Perdoado

568 57 9
                                    

L O U I S

A noite da festa. A música. O barulho. Um centímetro de espuma na minha cerveja, flutuando no copo plástico vermelho. Metade de mim quer ir embora, dar uma volta de carro, correr, fugir do que estava destinado a mim. Harry encostado em uma parede, bebendo do copo dele e observando. Harry inclinado na direção de uma garota, a cabeça inclinada, os lábios se curvando em um sorriso, ouvindo com metade da atenção, com os olhos vasculhando a sala atrás de mim. O olhar dele parecendo uma mão pesada, fazendo uma carícia. A intenção naquele olhar. Quente o bastante para me marcar se eu ficasse parado e o deixasse me atingir.

Mas eu queria que ele olhasse. Eu o queria. Na noite da festa. Na noite antes da festa. Na noite depois da festa. Em todas as noites, eu queria pôr as mãos nele, afundar os dentes nele, misturar nossos corpos, esmagar nossas vidas juntas, ir ao encontro dele e continuar fazendo isso. Continuar fazendo isso porque era uma delícia, porque eu queria, porque não sabia como parar.

Nós havíamos nos encontrado no ano anterior, nos aproximado, mais e mais próximos até estarmos tão próximos que eu não conseguia imaginar a minha vida sem ele. Entramos um no outro, cavamos fundo e nos mantivemos lá, e quando colidimos na minha cama naquela noite, o corpo dele quente em cima do meu – quando sua pele ficou nas minhas mãos –, meus dedos se lembraram de como o agarrar. Meu corpo se lembrou de como o receber, girar em torno dele, puxar seus quadris indo e vindo.
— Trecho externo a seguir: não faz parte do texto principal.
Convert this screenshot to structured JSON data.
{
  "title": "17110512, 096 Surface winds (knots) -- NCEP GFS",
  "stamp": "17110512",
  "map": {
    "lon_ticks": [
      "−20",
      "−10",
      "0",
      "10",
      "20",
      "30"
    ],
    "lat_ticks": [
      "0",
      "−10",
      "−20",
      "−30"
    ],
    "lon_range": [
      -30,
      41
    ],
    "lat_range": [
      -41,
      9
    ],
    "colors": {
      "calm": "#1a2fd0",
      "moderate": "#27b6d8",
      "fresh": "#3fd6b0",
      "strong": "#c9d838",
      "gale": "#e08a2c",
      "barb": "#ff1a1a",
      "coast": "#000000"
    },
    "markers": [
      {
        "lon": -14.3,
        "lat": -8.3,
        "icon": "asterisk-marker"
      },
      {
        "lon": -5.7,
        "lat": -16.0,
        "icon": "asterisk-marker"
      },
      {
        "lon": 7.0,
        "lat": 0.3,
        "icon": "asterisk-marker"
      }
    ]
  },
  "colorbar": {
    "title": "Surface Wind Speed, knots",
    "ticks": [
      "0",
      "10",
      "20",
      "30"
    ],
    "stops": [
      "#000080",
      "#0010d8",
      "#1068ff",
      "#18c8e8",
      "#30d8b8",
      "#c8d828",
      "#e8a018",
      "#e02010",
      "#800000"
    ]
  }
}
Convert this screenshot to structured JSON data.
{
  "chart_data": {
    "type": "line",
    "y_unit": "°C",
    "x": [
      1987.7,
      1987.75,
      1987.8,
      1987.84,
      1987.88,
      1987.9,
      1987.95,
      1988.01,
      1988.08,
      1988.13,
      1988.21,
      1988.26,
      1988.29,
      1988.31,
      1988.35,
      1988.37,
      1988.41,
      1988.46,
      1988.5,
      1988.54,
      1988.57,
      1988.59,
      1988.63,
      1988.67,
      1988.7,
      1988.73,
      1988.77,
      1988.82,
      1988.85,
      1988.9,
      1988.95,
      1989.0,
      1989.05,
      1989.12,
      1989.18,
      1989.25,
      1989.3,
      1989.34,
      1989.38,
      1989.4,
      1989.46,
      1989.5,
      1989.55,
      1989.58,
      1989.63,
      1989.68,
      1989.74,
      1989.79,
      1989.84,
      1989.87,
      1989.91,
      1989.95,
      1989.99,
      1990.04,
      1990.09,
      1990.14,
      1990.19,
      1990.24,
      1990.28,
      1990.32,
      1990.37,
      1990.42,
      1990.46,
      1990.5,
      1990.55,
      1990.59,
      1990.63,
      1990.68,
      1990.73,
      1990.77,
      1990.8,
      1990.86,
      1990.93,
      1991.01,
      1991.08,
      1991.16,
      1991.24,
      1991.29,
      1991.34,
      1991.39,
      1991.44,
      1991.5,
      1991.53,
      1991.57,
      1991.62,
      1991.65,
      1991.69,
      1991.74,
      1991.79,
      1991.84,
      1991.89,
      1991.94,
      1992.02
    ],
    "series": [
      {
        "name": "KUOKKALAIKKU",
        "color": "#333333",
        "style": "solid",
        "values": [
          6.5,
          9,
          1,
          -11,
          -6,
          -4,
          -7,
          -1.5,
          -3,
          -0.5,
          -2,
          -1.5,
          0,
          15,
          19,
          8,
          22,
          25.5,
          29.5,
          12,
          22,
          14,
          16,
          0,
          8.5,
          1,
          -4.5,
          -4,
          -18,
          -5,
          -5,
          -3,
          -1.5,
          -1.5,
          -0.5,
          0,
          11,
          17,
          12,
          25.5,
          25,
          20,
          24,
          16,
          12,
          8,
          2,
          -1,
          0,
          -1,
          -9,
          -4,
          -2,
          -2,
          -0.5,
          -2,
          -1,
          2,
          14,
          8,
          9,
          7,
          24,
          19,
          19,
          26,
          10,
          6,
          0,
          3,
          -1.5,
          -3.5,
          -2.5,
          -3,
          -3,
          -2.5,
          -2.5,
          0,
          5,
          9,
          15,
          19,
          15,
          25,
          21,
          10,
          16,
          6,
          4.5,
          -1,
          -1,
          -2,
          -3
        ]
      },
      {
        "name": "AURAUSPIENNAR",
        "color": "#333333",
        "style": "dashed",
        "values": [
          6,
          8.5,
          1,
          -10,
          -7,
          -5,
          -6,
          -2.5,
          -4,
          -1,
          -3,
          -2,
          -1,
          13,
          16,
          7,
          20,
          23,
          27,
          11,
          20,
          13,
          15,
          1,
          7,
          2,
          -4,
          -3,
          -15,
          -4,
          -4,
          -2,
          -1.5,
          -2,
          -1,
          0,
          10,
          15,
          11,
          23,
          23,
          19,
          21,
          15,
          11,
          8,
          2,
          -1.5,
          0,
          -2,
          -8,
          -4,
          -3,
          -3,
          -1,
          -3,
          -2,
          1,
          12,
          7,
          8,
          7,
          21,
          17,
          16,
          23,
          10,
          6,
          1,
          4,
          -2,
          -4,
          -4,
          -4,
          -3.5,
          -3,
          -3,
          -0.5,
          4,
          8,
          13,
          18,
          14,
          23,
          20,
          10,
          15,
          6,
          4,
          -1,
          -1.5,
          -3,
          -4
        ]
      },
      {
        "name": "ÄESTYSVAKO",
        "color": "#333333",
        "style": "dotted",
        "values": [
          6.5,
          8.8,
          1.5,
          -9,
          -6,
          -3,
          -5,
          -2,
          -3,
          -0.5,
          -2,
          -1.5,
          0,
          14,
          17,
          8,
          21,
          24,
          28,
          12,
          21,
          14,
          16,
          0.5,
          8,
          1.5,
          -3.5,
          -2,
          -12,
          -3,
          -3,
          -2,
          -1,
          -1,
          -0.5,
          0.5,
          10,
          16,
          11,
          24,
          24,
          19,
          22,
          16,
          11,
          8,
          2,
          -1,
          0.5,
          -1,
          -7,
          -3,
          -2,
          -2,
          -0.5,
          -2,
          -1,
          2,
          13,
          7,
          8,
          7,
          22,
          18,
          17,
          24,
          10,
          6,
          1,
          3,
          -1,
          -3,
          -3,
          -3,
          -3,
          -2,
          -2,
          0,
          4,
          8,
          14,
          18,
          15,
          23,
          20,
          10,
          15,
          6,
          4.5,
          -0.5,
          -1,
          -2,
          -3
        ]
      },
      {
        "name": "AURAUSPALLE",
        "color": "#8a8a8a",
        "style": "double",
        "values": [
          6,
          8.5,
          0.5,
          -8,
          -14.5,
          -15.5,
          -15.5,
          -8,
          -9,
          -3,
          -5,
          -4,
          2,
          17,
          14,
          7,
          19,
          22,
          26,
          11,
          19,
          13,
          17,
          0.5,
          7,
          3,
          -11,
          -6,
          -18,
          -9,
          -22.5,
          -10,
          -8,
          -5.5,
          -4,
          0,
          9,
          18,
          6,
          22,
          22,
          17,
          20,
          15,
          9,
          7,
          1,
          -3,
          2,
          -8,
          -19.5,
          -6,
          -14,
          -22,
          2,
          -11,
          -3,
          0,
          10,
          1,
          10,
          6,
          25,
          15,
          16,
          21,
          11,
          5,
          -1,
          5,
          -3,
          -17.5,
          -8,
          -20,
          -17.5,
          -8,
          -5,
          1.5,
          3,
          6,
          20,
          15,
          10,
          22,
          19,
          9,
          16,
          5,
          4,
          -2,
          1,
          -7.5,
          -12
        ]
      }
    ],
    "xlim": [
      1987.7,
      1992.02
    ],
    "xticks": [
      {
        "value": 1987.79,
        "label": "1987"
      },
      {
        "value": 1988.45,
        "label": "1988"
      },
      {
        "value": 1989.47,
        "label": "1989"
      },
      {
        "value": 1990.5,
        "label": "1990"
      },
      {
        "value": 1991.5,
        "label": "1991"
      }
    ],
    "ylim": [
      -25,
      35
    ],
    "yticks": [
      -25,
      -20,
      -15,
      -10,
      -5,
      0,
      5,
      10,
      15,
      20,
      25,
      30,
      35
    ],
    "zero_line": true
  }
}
Mas eu chorei quando acabou porque dói nos rendermos a esse tipo de necessidade. Dói vermos a nós mesmos sem defesas e com o bom senso abandonado. Tudo o que eu havia feito desde que ele voltara a Putnam fora em busca daquele momento. Daquela alegria no meu corpo, nossos dois corpos juntos. Meu Deus. Aquele momento doeu. Ali estava a minha verdade, partida em pedaços pequenos o bastante para se ler: ele havia me magoado. Eu estava magoado.
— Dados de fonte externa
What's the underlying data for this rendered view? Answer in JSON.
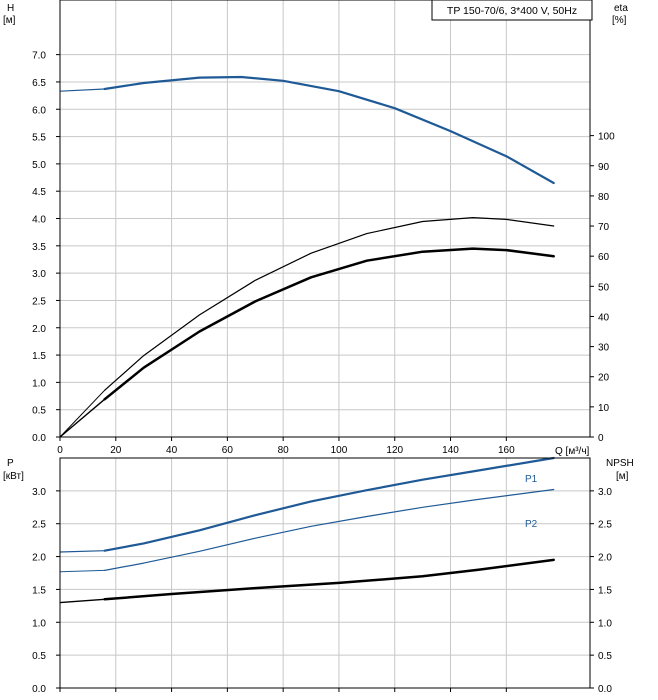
{
  "colors": {
    "blue": "#1f5a96",
    "black": "#000000",
    "grid": "#c8c8c8"
  },
  "chart_data": [
    {
      "type": "line",
      "title": "TP 150-70/6, 3*400 V, 50Hz",
      "ylabel_line1": "H",
      "ylabel_line2": "[м]",
      "y2label_line1": "eta",
      "y2label_line2": "[%]",
      "xlabel": "Q [м³/ч]",
      "xlim": [
        0,
        190
      ],
      "ylim": [
        0,
        8.0
      ],
      "y2lim": [
        0,
        145
      ],
      "xticks": [
        0,
        20,
        40,
        60,
        80,
        100,
        120,
        140,
        160
      ],
      "xtick_labels": [
        "0",
        "20",
        "40",
        "60",
        "80",
        "100",
        "120",
        "140",
        "160"
      ],
      "yticks": [
        0,
        0.5,
        1.0,
        1.5,
        2.0,
        2.5,
        3.0,
        3.5,
        4.0,
        4.5,
        5.0,
        5.5,
        6.0,
        6.5,
        7.0
      ],
      "ytick_labels": [
        "0.0",
        "0.5",
        "1.0",
        "1.5",
        "2.0",
        "2.5",
        "3.0",
        "3.5",
        "4.0",
        "4.5",
        "5.0",
        "5.5",
        "6.0",
        "6.5",
        "7.0"
      ],
      "y2ticks": [
        0,
        10,
        20,
        30,
        40,
        50,
        60,
        70,
        80,
        90,
        100
      ],
      "y2tick_labels": [
        "0",
        "10",
        "20",
        "30",
        "40",
        "50",
        "60",
        "70",
        "80",
        "90",
        "100"
      ],
      "series": [
        {
          "axis": "y",
          "color": "blue",
          "width": 2.2,
          "dashed_prefix_to": 16,
          "x": [
            0,
            16,
            30,
            50,
            65,
            80,
            100,
            120,
            140,
            160,
            177
          ],
          "y": [
            6.33,
            6.37,
            6.48,
            6.58,
            6.59,
            6.52,
            6.33,
            6.02,
            5.6,
            5.14,
            4.65
          ]
        },
        {
          "axis": "y2",
          "color": "black",
          "width": 1.2,
          "dashed_prefix_to": 16,
          "x": [
            0,
            16,
            30,
            50,
            70,
            90,
            110,
            130,
            148,
            160,
            177
          ],
          "y": [
            0,
            15.5,
            27,
            40.5,
            52,
            61,
            67.5,
            71.5,
            72.8,
            72.2,
            70
          ]
        },
        {
          "axis": "y2",
          "color": "black",
          "width": 2.5,
          "dashed_prefix_to": 16,
          "x": [
            0,
            16,
            30,
            50,
            70,
            90,
            110,
            130,
            148,
            160,
            177
          ],
          "y": [
            0,
            12.5,
            23,
            35,
            45,
            53,
            58.5,
            61.5,
            62.5,
            62,
            60
          ]
        }
      ]
    },
    {
      "type": "line",
      "ylabel_line1": "P",
      "ylabel_line2": "[кВт]",
      "y2label_line1": "NPSH",
      "y2label_line2": "[м]",
      "xlim": [
        0,
        190
      ],
      "ylim": [
        0,
        3.5
      ],
      "y2lim": [
        0,
        3.5
      ],
      "xticks": [
        0,
        20,
        40,
        60,
        80,
        100,
        120,
        140,
        160
      ],
      "yticks": [
        0,
        0.5,
        1.0,
        1.5,
        2.0,
        2.5,
        3.0
      ],
      "ytick_labels": [
        "0.0",
        "0.5",
        "1.0",
        "1.5",
        "2.0",
        "2.5",
        "3.0"
      ],
      "y2ticks": [
        0,
        0.5,
        1.0,
        1.5,
        2.0,
        2.5,
        3.0
      ],
      "y2tick_labels": [
        "0.0",
        "0.5",
        "1.0",
        "1.5",
        "2.0",
        "2.5",
        "3.0"
      ],
      "series": [
        {
          "name": "P1",
          "axis": "y",
          "color": "blue",
          "width": 2.2,
          "dashed_prefix_to": 16,
          "x": [
            0,
            16,
            30,
            50,
            70,
            90,
            110,
            130,
            150,
            177
          ],
          "y": [
            2.07,
            2.09,
            2.2,
            2.4,
            2.63,
            2.84,
            3.01,
            3.17,
            3.31,
            3.5
          ]
        },
        {
          "name": "P2",
          "axis": "y",
          "color": "blue",
          "width": 1.2,
          "dashed_prefix_to": 16,
          "x": [
            0,
            16,
            30,
            50,
            70,
            90,
            110,
            130,
            150,
            177
          ],
          "y": [
            1.77,
            1.79,
            1.9,
            2.08,
            2.28,
            2.46,
            2.61,
            2.75,
            2.87,
            3.02
          ]
        },
        {
          "axis": "y2",
          "color": "black",
          "width": 2.5,
          "dashed_prefix_to": 16,
          "x": [
            0,
            16,
            40,
            70,
            100,
            130,
            150,
            177
          ],
          "y": [
            1.3,
            1.35,
            1.43,
            1.52,
            1.6,
            1.7,
            1.8,
            1.95
          ]
        }
      ]
    }
  ]
}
Ele havia me deixado com raiva. Eu estava com raiva. Ele havia me mandado embora e eu ainda sentia a distância, mesmo com o pau dele entrando com força em mim, o rosto dele no meu pescoço, a língua dele na minha boca. Não era mais a mesma coisa. Nós não éramos mais a mesma coisa. Talvez jamais pudéssemos ser os mesmos.

Eu havia dito a Harry que não existem começos, meios e fins. Pense nisso, dissera a ele, porque queria que ele me escutasse. Eu disse a ele que a vida é complicada, que as pessoas são complicadas, porque era nisso que eu acreditava. Era nisso que eu precisava acreditar. Mas dizer isso a Harry - mesmo que fosse verdade - não mudou o fato de que ele havia escrito um fim sobre nós. Escrito com a própria boca no corpo de outra mulher. Ele abriu caminho para dentro de mim, me invadiu, me amou, me beijou e me comeu até eu gozar forte o bastante a ponto de ver estrelas, só que ver estrelas quando estamos sozinhos no mundo selvagem não significa que saberemos segui-las até estarmos seguros.

Ele foi a minha estrela um dia. Mas, naquela noite da festa, chorei porque os céus haviam mudado. Havia estrelas espalhadas através da noite escura, brilhantes e lindas como joias, mas eu não conseguia lê-las. O que eu não compreendi imediatamente – o que descobri naquele inverno, confiando nos meus instintos, confiando em mim mesmo até acreditar nisso dentro de mim – foi que eu não precisava saber o caminho. O mundo selvagem é vida. Não há como sair dele. Isso não importa. O importante é que, daquela noite em diante, Harry estava comigo. Harry estava comigo o tempo todo.

Quando volto a mim, a qualidade do som do andar de baixo mudou. Não está mais tão ruidoso, a música está lenta e psicodélica, há vozes conversando, risos em vez de gritos. A festa está chegando ao fim. Eu chorei até dormir, ou até entrar em um estado de estupor. Harry está com um braço por cima de mim. Está bom - não muito pesado, nada de mais. Mas diferente. Ele está muito maior do que estava na primavera.

Posso sentir o peso da diferença contra o meu peito, encaixado nas minhas costelas. De onde estou deitado, vejo o céu através da janela. Ele está acordado. Sei disso pela forma como o sinto nas minhas costas. Eu me viro, levantando o braço que está entre os nossos corpos e deixando o pulso cair na testa, como se pudesse ser útil me proteger da visão do rosto dele tão próximo.